紺色の袖に親指を通す穴のようなものが空いたデザインの手袋に包まれた彼女の指は細く、小さい。肌も白いし、ムラサキ以外となると……。
「あ、……そ、その…サワってもいいのよ?」
「え?……じゃあ失礼して」
なんか許可が降りたのでとりあえず自分の掌にシトラリの手を置いてみた。実際に触れているのは指だけど、その時点ですべすべしていて手入れに気を使っているのがわかる。
「………ぅん……」
「あ、ごめん。くすぐったかった?」
「だ、だだだ大丈夫よ!」
僕はネイルをよく見るために、自分の指に彼女の指を乗せる。…………えっと、ネイルは指に意味があるんだっけ??
確か神子が運気がいいと言ってたのは薬指だよな?それに、紫色以外だと似合うのは……。
「よし、決まった」
「決まった?」
「色は…ピンクがいいんじゃないかな」
「ぴ、ぴぴぴぴぴピンクぅ!?」
桃色は似合うと思って言ったんだけど、何故かシトラリが飛び上がった。
「へっ、……えっ……ほ、ホントに……?」
「うん?…似合うと思ったんだけど、ダメかな」
「えっ、いやワタシはそんなっ……アナタならいいい……けど?」
「それなら良かった」
良かったー。僕の色センスが壊滅的なのかと思ったよ。もうひとつ気になることがあったので、何故かあわあわと顔を赤くしているシトラリに問いかける。
「うぅ、ネイルの相談でなんでこんなコトにぃ…」
「そういえば、ネイルで特定の指に飾りを入れると良いんだって聞いたことあるけど」
シトラリは問いかけに頷くと、顔を真っ赤っかにしながらぽしょりとか細い声で言う
「え、ええ。…………ひ、左手の………く、くくすりゆびとかどう……おもう?」
「お、いいんじゃないかな。僕もそこがいいと思ってたんだよ」
「ひゃぅえ!?」
だからそんなに驚かれるようなこと言ってるかな?運気上がるなら普通そっちの方を選ぶくないか?

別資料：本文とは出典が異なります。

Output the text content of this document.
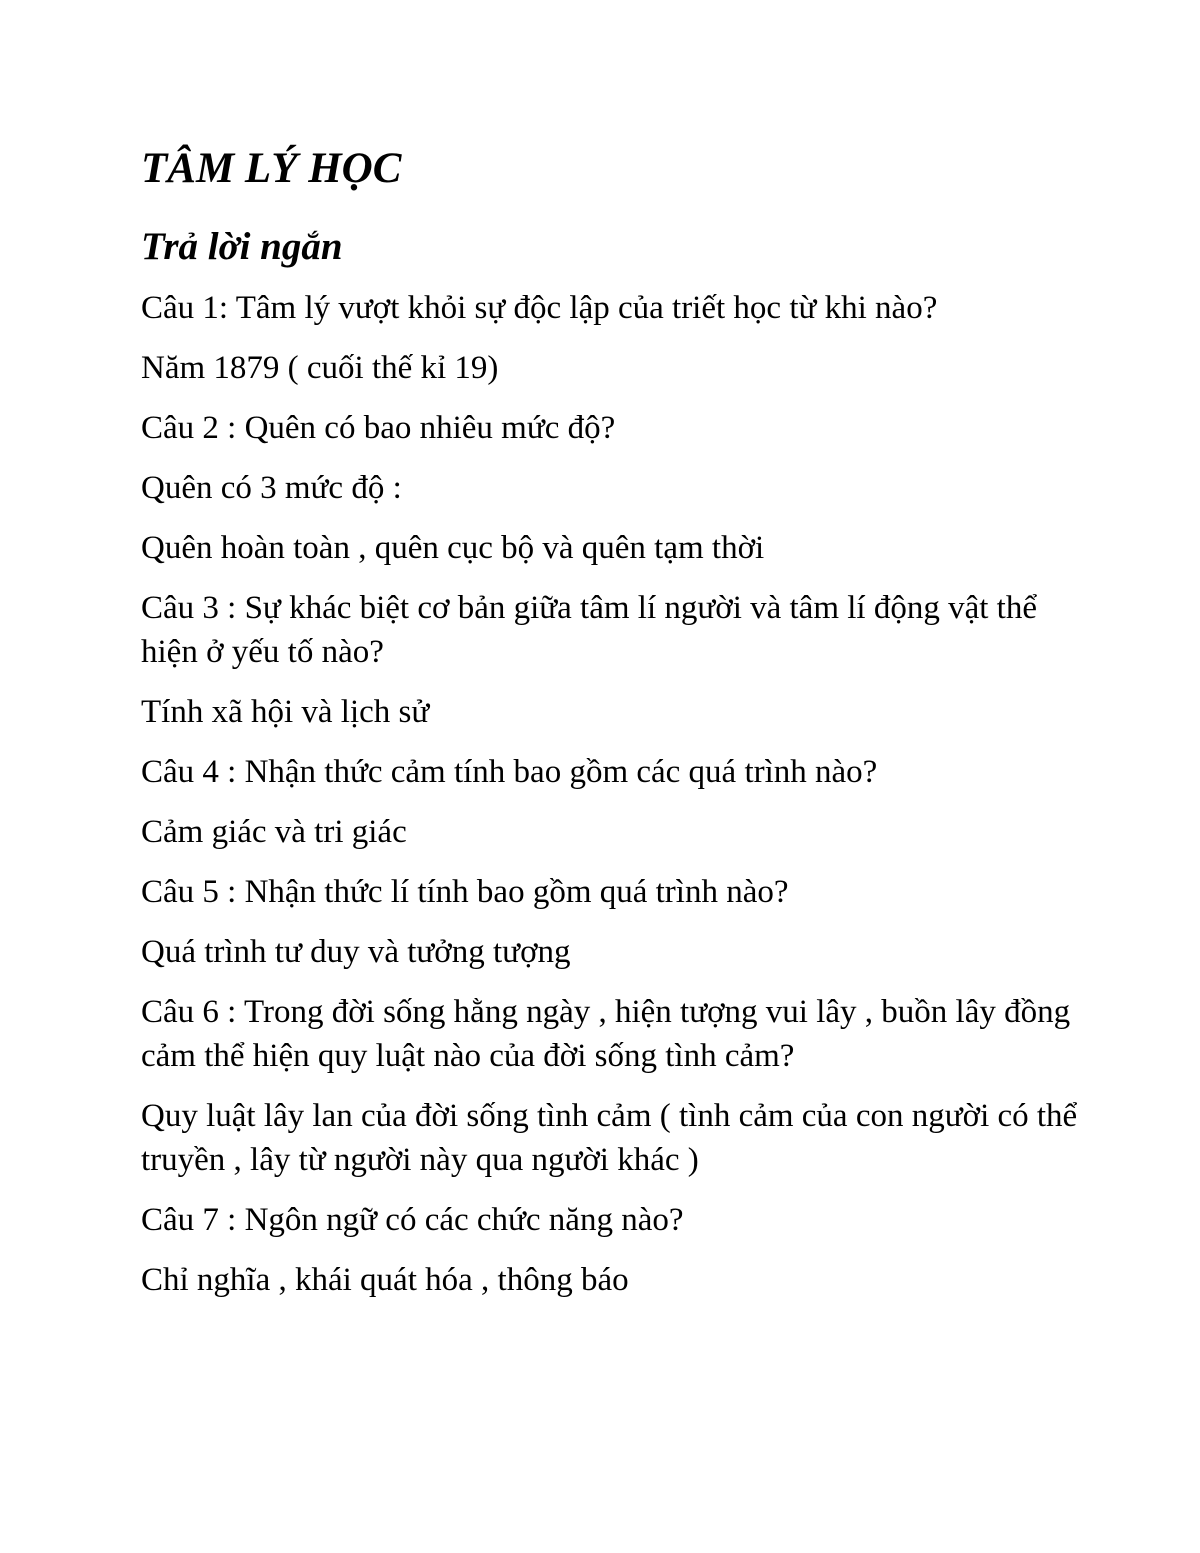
TÂM LÝ HỌC
Trả lời ngắn

Câu 1: Tâm lý vượt khỏi sự độc lập của triết học từ khi nào?

Năm 1879 ( cuối thế kỉ 19)

Câu 2 : Quên có bao nhiêu mức độ?

Quên có 3 mức độ :

Quên hoàn toàn , quên cục bộ và quên tạm thời

Câu 3 : Sự khác biệt cơ bản giữa tâm lí người và tâm lí động vật thể hiện ở yếu tố nào?

Tính xã hội và lịch sử

Câu 4 : Nhận thức cảm tính bao gồm các quá trình nào?

Cảm giác và tri giác

Câu 5 : Nhận thức lí tính bao gồm quá trình nào?

Quá trình tư duy và tưởng tượng

Câu 6 : Trong đời sống hằng ngày , hiện tượng vui lây , buồn lây đồng cảm thể hiện quy luật nào của đời sống tình cảm?

Quy luật lây lan của đời sống tình cảm ( tình cảm của con người có thể truyền , lây từ người này qua người khác )

Câu 7 : Ngôn ngữ có các chức năng nào?

Chỉ nghĩa , khái quát hóa , thông báo
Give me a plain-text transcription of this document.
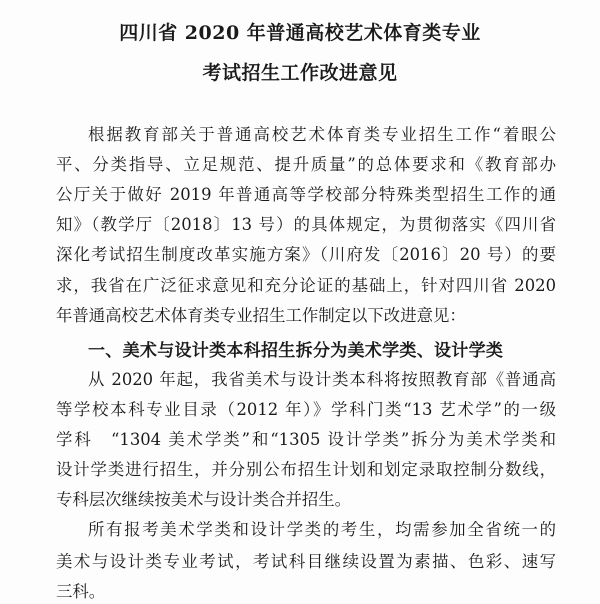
四川省 2020 年普通高校艺术体育类专业
考试招生工作改进意见
根据教育部关于普通高校艺术体育类专业招生工作“着眼公
平、分类指导、立足规范、提升质量”的总体要求和《教育部办
公厅关于做好 2019 年普通高等学校部分特殊类型招生工作的通
知》（教学厅〔2018〕13 号）的具体规定，为贯彻落实《四川省
深化考试招生制度改革实施方案》（川府发〔2016〕20 号）的要
求，我省在广泛征求意见和充分论证的基础上，针对四川省 2020
年普通高校艺术体育类专业招生工作制定以下改进意见：
一、美术与设计类本科招生拆分为美术学类、设计学类
从 2020 年起，我省美术与设计类本科将按照教育部《普通高
等学校本科专业目录（2012 年）》学科门类“13 艺术学”的一级
学科　“1304 美术学类”和“1305 设计学类”拆分为美术学类和
设计学类进行招生，并分别公布招生计划和划定录取控制分数线，
专科层次继续按美术与设计类合并招生。
所有报考美术学类和设计学类的考生，均需参加全省统一的
美术与设计类专业考试，考试科目继续设置为素描、色彩、速写
三科。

「げ、幻目っ?…い、いいい意味しってて言ってるのよね…?」
「うん」
運気が上がるんでしょ?
「ほ、ほんとに……?いいの?」
「ああ。紫色と比べてどうかはわからないけど似合うと思うよ」
そこまで言うと、シトラリが乗せてただけの俺の手を握ってきた。そのまま指の間をすりすりと擦られてちょっとくすぐったい。
「シトラリ?」
「んふふ……ね、薬指の柄は何がいいかしら?」
「んー、シトラリのイメージに合わせて、星とかどうかな。ツィツィミメが白星と黒星だろ?」
「うんっ、……そうする」
ちなみに今も手は繋いだままだ。いくら長生きの僕と言えどもさすがに恥ずかしくなってくる。
「そ、そろそろ手を離そうか」
「だめ、もうちょっとだけ」
そういい、いつもより赤みが差した顔を綻ばせながら、シトラリは僕の手をすりすりと撫でた。
※色も指も、ゴリゴリプロポーズです。